The process of data aggregation applies an aggregate function, such as sum or average, to a set of child records to produce a single parent record. The average number of child records combined to calculate one parent record is called the compression ratio. One measure of effectiveness of an aggregate table can be estimated from this number, since it represents the decrease in records that must be read to respond to a query at that level.
Recall that some of the reasons to build aggregate tables include the reduction of disk I/O and the number of records that must be dynamically sorted and aggregated. Therefore, pre-aggregating data is effective only if the compression ratio is significant. For example, if the compression ratio is 3:2, the aggregate table requires 2/3 of the base table’s storage space but yields only a 1/3 reduction in the number of records.
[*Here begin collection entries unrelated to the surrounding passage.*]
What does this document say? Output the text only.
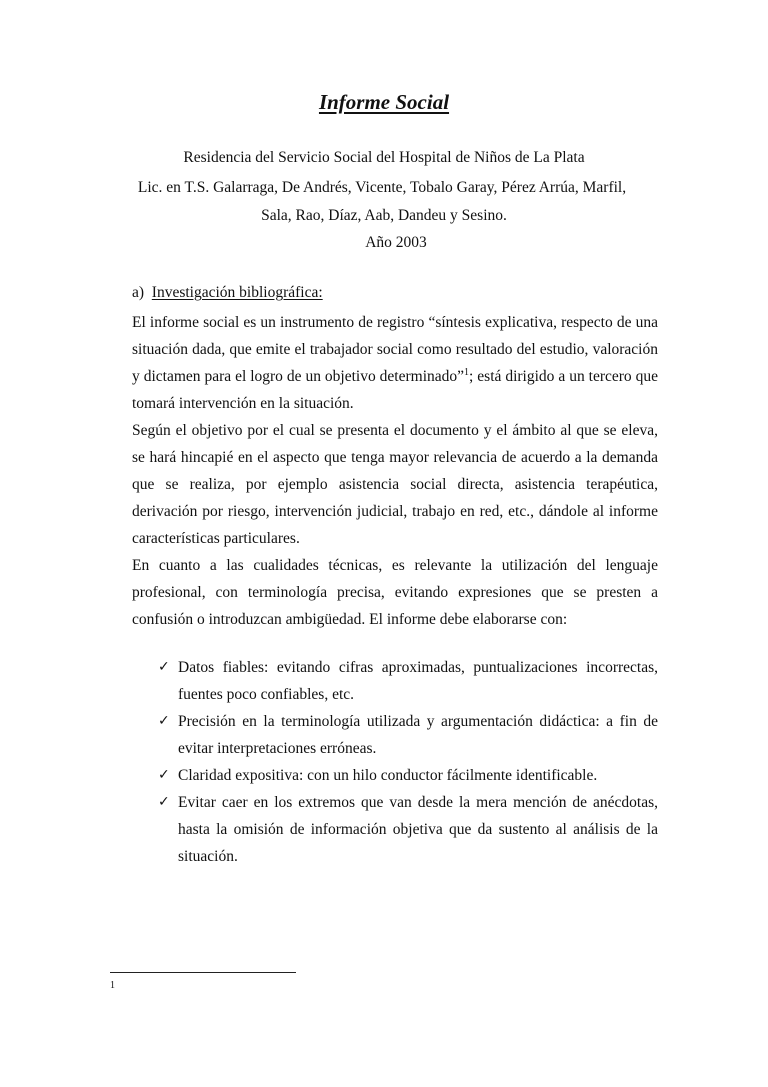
Informe Social
Residencia del Servicio Social del Hospital de Niños de La Plata
Lic. en T.S. Galarraga, De Andrés, Vicente, Tobalo Garay, Pérez Arrúa, Marfil,
Sala, Rao, Díaz, Aab, Dandeu y Sesino.
Año 2003
a) Investigación bibliográfica:

El informe social es un instrumento de registro “síntesis explicativa, respecto de una situación dada, que emite el trabajador social como resultado del estudio, valoración y dictamen para el logro de un objetivo determinado”$^1$; está dirigido a un tercero que tomará intervención en la situación.

Según el objetivo por el cual se presenta el documento y el ámbito al que se eleva, se hará hincapié en el aspecto que tenga mayor relevancia de acuerdo a la demanda que se realiza, por ejemplo asistencia social directa, asistencia terapéutica, derivación por riesgo, intervención judicial, trabajo en red, etc., dándole al informe características particulares.

En cuanto a las cualidades técnicas, es relevante la utilización del lenguaje profesional, con terminología precisa, evitando expresiones que se presten a confusión o introduzcan ambigüedad. El informe debe elaborarse con:

✓ Datos fiables: evitando cifras aproximadas, puntualizaciones incorrectas, fuentes poco confiables, etc.
✓ Precisión en la terminología utilizada y argumentación didáctica: a fin de evitar interpretaciones erróneas.
✓ Claridad expositiva: con un hilo conductor fácilmente identificable.
✓ Evitar caer en los extremos que van desde la mera mención de anécdotas, hasta la omisión de información objetiva que da sustento al análisis de la situación.
1
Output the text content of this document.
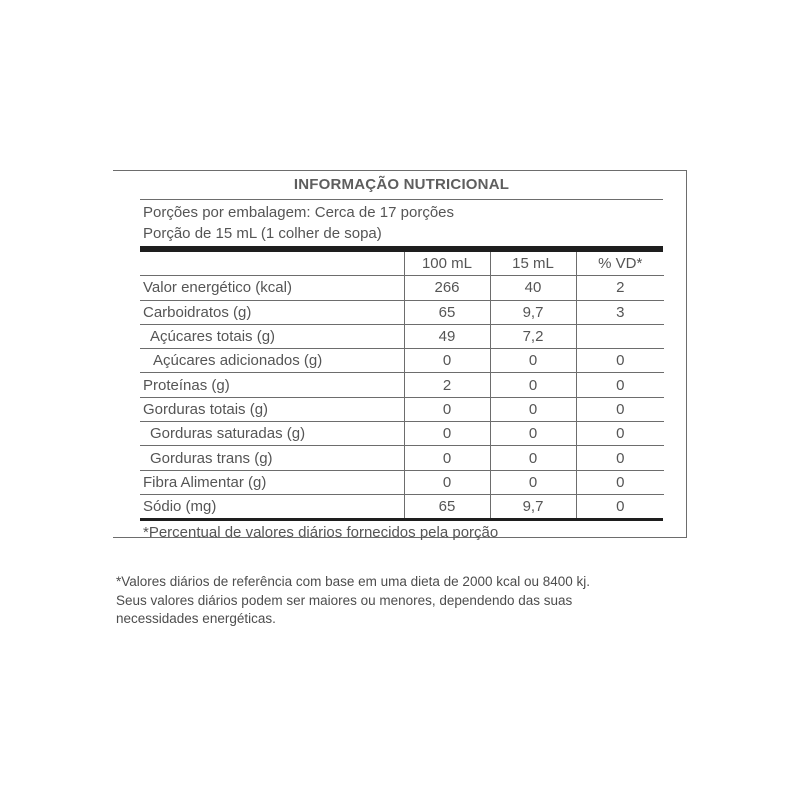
INFORMAÇÃO NUTRICIONAL
Porções por embalagem: Cerca de 17 porções
Porção de 15 mL (1 colher de sopa)
	100 mL	15 mL	% VD*
Valor energético (kcal)	266	40	2
Carboidratos (g)	65	9,7	3
Açúcares totais (g)	49	7,2	
Açúcares adicionados (g)	0	0	0
Proteínas (g)	2	0	0
Gorduras totais (g)	0	0	0
Gorduras saturadas (g)	0	0	0
Gorduras trans (g)	0	0	0
Fibra Alimentar (g)	0	0	0
Sódio (mg)	65	9,7	0
*Percentual de valores diários fornecidos pela porção
*Valores diários de referência com base em uma dieta de 2000 kcal ou 8400 kj.
Seus valores diários podem ser maiores ou menores, dependendo das suas
necessidades energéticas.
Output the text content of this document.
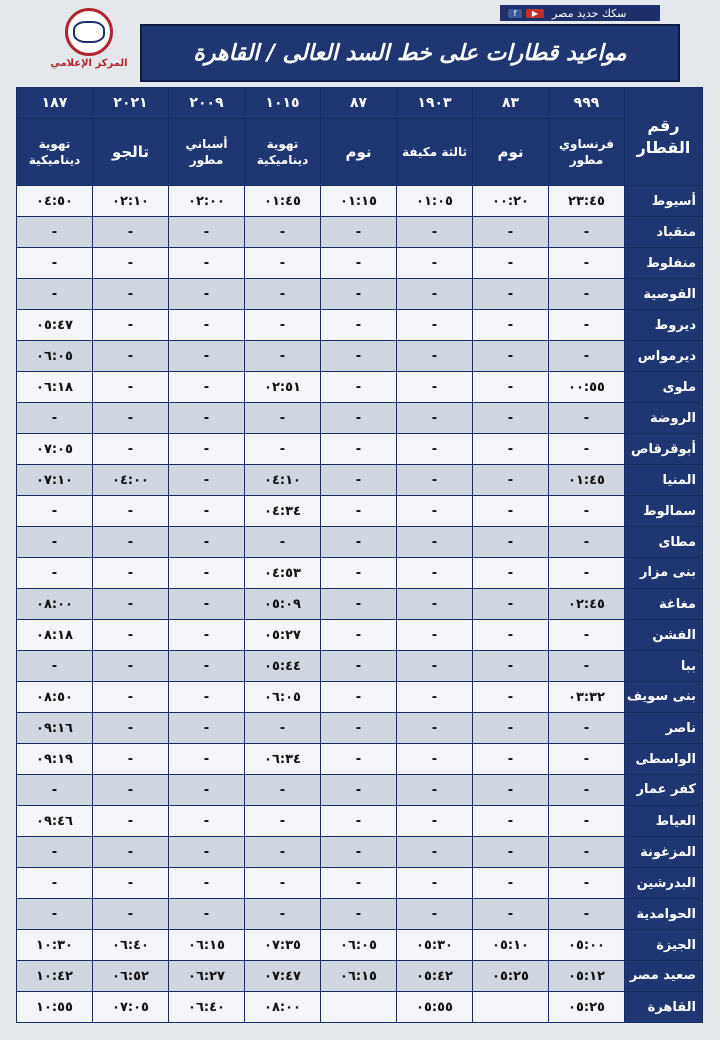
f	▶	سكك حديد مصر
المركز الإعلامي	مواعيد قطارات على خط السد العالى / القاهرة
رقم القطار	٩٩٩	٨٣	١٩٠٣	٨٧	١٠١٥	٢٠٠٩	٢٠٢١	١٨٧
	فرنساوي مطور	نوم	ثالثة مكيفة	نوم	تهوية ديناميكية	أسباني مطور	تالجو	تهوية ديناميكية
أسيوط	٢٣:٤٥	٠٠:٢٠	٠١:٠٥	٠١:١٥	٠١:٤٥	٠٢:٠٠	٠٢:١٠	٠٤:٥٠
منقباد	-	-	-	-	-	-	-	-
منفلوط	-	-	-	-	-	-	-	-
القوصية	-	-	-	-	-	-	-	-
ديروط	-	-	-	-	-	-	-	٠٥:٤٧
ديرمواس	-	-	-	-	-	-	-	٠٦:٠٥
ملوى	٠٠:٥٥	-	-	-	٠٢:٥١	-	-	٠٦:١٨
الروضة	-	-	-	-	-	-	-	-
أبوقرقاص	-	-	-	-	-	-	-	٠٧:٠٥
المنيا	٠١:٤٥	-	-	-	٠٤:١٠	-	٠٤:٠٠	٠٧:١٠
سمالوط	-	-	-	-	٠٤:٣٤	-	-	-
مطاى	-	-	-	-	-	-	-	-
بنى مزار	-	-	-	-	٠٤:٥٣	-	-	-
مغاغة	٠٢:٤٥	-	-	-	٠٥:٠٩	-	-	٠٨:٠٠
الفشن	-	-	-	-	٠٥:٢٧	-	-	٠٨:١٨
ببا	-	-	-	-	٠٥:٤٤	-	-	-
بنى سويف	٠٣:٣٢	-	-	-	٠٦:٠٥	-	-	٠٨:٥٠
ناصر	-	-	-	-	-	-	-	٠٩:١٦
الواسطى	-	-	-	-	٠٦:٣٤	-	-	٠٩:١٩
كفر عمار	-	-	-	-	-	-	-	-
العياط	-	-	-	-	-	-	-	٠٩:٤٦
المزغونة	-	-	-	-	-	-	-	-
البدرشين	-	-	-	-	-	-	-	-
الحوامدية	-	-	-	-	-	-	-	-
الجيزة	٠٥:٠٠	٠٥:١٠	٠٥:٣٠	٠٦:٠٥	٠٧:٣٥	٠٦:١٥	٠٦:٤٠	١٠:٣٠
صعيد مصر	٠٥:١٢	٠٥:٢٥	٠٥:٤٢	٠٦:١٥	٠٧:٤٧	٠٦:٢٧	٠٦:٥٢	١٠:٤٢
القاهرة	٠٥:٢٥		٠٥:٥٥		٠٨:٠٠	٠٦:٤٠	٠٧:٠٥	١٠:٥٥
In contrast, if the compression ratio is 4:1, the aggregate table reduces the number of records by 3/4 and uses only 1/4 of the storage space.
When the number of elements differs significantly between two attributes in the same hierarchy, the compression ratio suggests that an aggregate table can provide more efficient queries. Also, for smaller base tables, the resource demands placed on the database server by dynamic aggregations decrease and therefore so does the effectiveness of pre-aggregation. To determine when pre-aggregation is worthwhile for your system, you must balance the importance of speed of query response time and the availability of disk space and resources to maintain the schema.